Índice de contenidos
Portadilla
Legales
1. La inoportuna experiencia de nacer
2. Soldati Country Club
3. Un Disney en cada góndola
4. Cacerolas de egreso: Festejando entre el ántrax y el patacon
5. Sueña con un garage
6. Barney no tiene aportes
7. Nada nos libra, nada más queda
8. Centro de estudiantecosis
9. Paternal champagne
10. No te mueras sin pasarme la titularidad
11. La internacional socialista de Caballito
12. Deconstrucción inmediata o le devolvemos su dinero
13. La culpa creativa
14. Te amo, te odio, dame apps
15. Felicitaciones, llegaste tarde
Agradecimientos

Scalora, Romina

¿Y si todo sale mal? / Romina Scalora. - 1a ed. - Ciudad Autónoma de Buenos Aires : Galerna, 2023.

Libro digital, EPUB

Archivo Digital: descarga

ISBN 978-950-556-961-8

1. Autobiografías. I. Título.

CDD 301

© 2023, Romina Scalora

©2023 RCP S.A.

Ninguna parte de esta publicación puede ser reproducida, almacenada o transmitida en manera alguna, ni por ningún medio, ya sea eléctrico, químico, mecánico, óptico, de grabación o de fotocopias, sin permiso previo del editor y/o autor.
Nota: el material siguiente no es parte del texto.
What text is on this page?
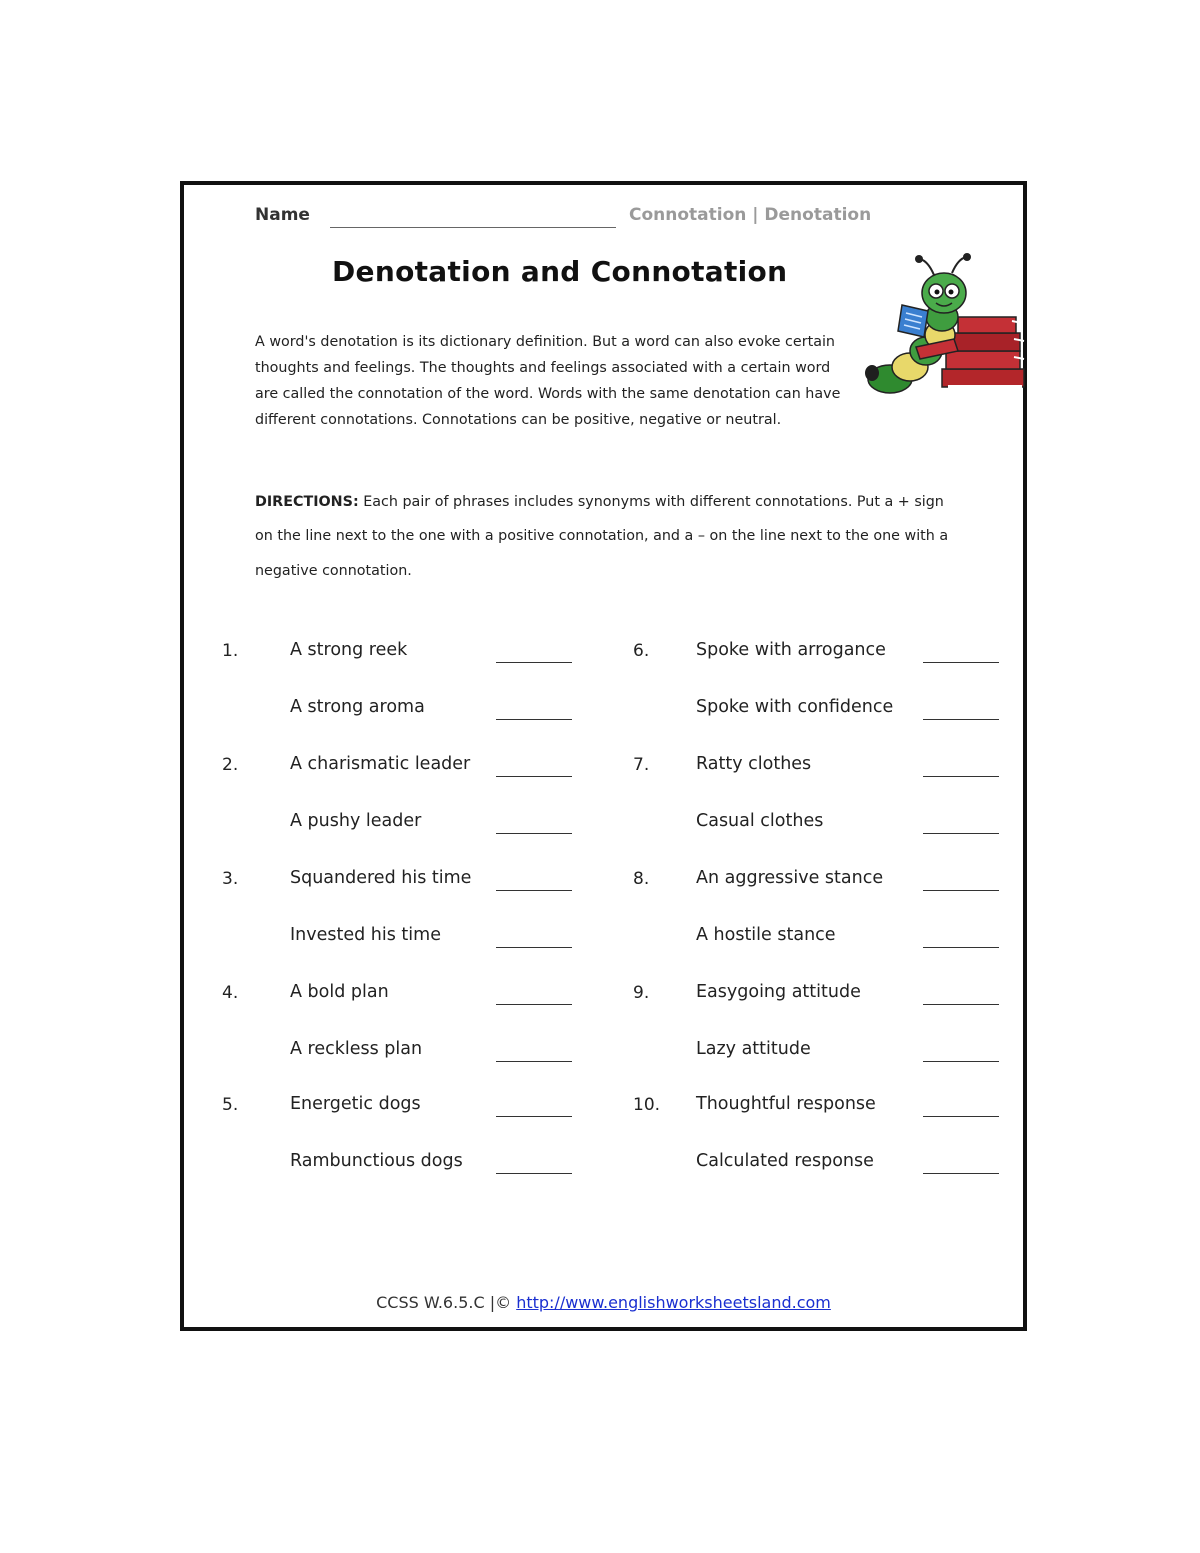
Name	Connotation | Denotation
Denotation and Connotation
A word's denotation is its dictionary definition. But a word can also evoke certain thoughts and feelings. The thoughts and feelings associated with a certain word are called the connotation of the word. Words with the same denotation can have different connotations. Connotations can be positive, negative or neutral.
DIRECTIONS: Each pair of phrases includes synonyms with different connotations. Put a + sign on the line next to the one with a positive connotation, and a – on the line next to the one with a negative connotation.
1.	A strong reek
A strong aroma
2.	A charismatic leader
A pushy leader
3.	Squandered his time
Invested his time
4.	A bold plan
A reckless plan
5.	Energetic dogs
Rambunctious dogs
6.	Spoke with arrogance
Spoke with confidence
7.	Ratty clothes
Casual clothes
8.	An aggressive stance
A hostile stance
9.	Easygoing attitude
Lazy attitude
10. Thoughtful response
Calculated response
CCSS W.6.5.C |© http://www.englishworksheetsland.com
Primera edición en formato digital: agosto de 2023

Versión 1.0

Digitalización: Proyecto451

ISBN edición digital (ePub): 978-950-556-961-8

Hecho el depósito que marca la ley 11.723

Diseño de tapa: Azul Pellegrini

Diseño de interior: Cerúleo

Fotografías de tapa e interior: Carlos Aguilar Uriarte

A mi papá, qué está ahora,

tanto o más que cuando estaba.

Este libro habla de su nido y de las pichonas

a las que supo regalarle alas.

Somos por él.

Nací el 20 de noviembre de 1988, el día de la soberanía del último año de romance democrático, cuando la energía popular se empezaba a convertir en una efervescencia incómoda que se nos hizo carne a los que ahora cargamos treinta y pico. O dicho en criollo, en las puertas de la debacle.

Por más esfuerzo que haga no puedo tener registro de cuando me enteré que había nacido en la Maternidad Sardá, un hospital público de Parque Patricios. No estaba previsto así. La idea original era que naciera en la Clínica Santa Isabel, la más pituca de Flores, donde dieciocho meses antes había nacido mi hermana. En realidad, si hablamos de planificación, la que no estaba en los planes era yo, pero por un fallo en los cálculos, y ante la inevitable realidad de mi existencia, resolvieron por La Maternidad Sardá. ¿El motivo? Una hiperinflación galopante que, en un año y medio, los había dejado entre una hija y la otra, sin prepaga. Vine con la crisis debajo del brazo. Pero nací en el mismo lugar que Sandro, y mi mamá es “una nena”. ¿Sabés lo que significa eso?

Viví toda la vida en Flores. A mis viejos les vendieron que el barrio picaba en punta como uno de los más pujantes de la ciudad, y que comprar ahí era invertir a futuro. Y no mintieron, el barrio pujante quedó así, siempre en pleno pujo. Pero cerca del subte y ahora de Caballito que, como bien sabemos, es el Palermo de los monotributristes.

La que no tuvo que pujar nada fue mi mamá, porque nací por cesárea. Conociéndola, lo debe haber sentido como una bendición, porque una cosa es el amor y otra muy distinta, la paciencia. Y mi mamá no tiene paciencia, para nada. Por eso mi acercamiento al relato de la maternidad siempre giró en torno a la bendición que implica la existencia de la epidural que te clavan en la columna para que se te duerma todo el cuerpo. Contrariamente a la queja recurrente de mis compañeros de generación, a mí no me vendieron jamás el buzón de la maternidad como un lecho de rosas, sino que me relataron en detalle las espinas casi desde que nací.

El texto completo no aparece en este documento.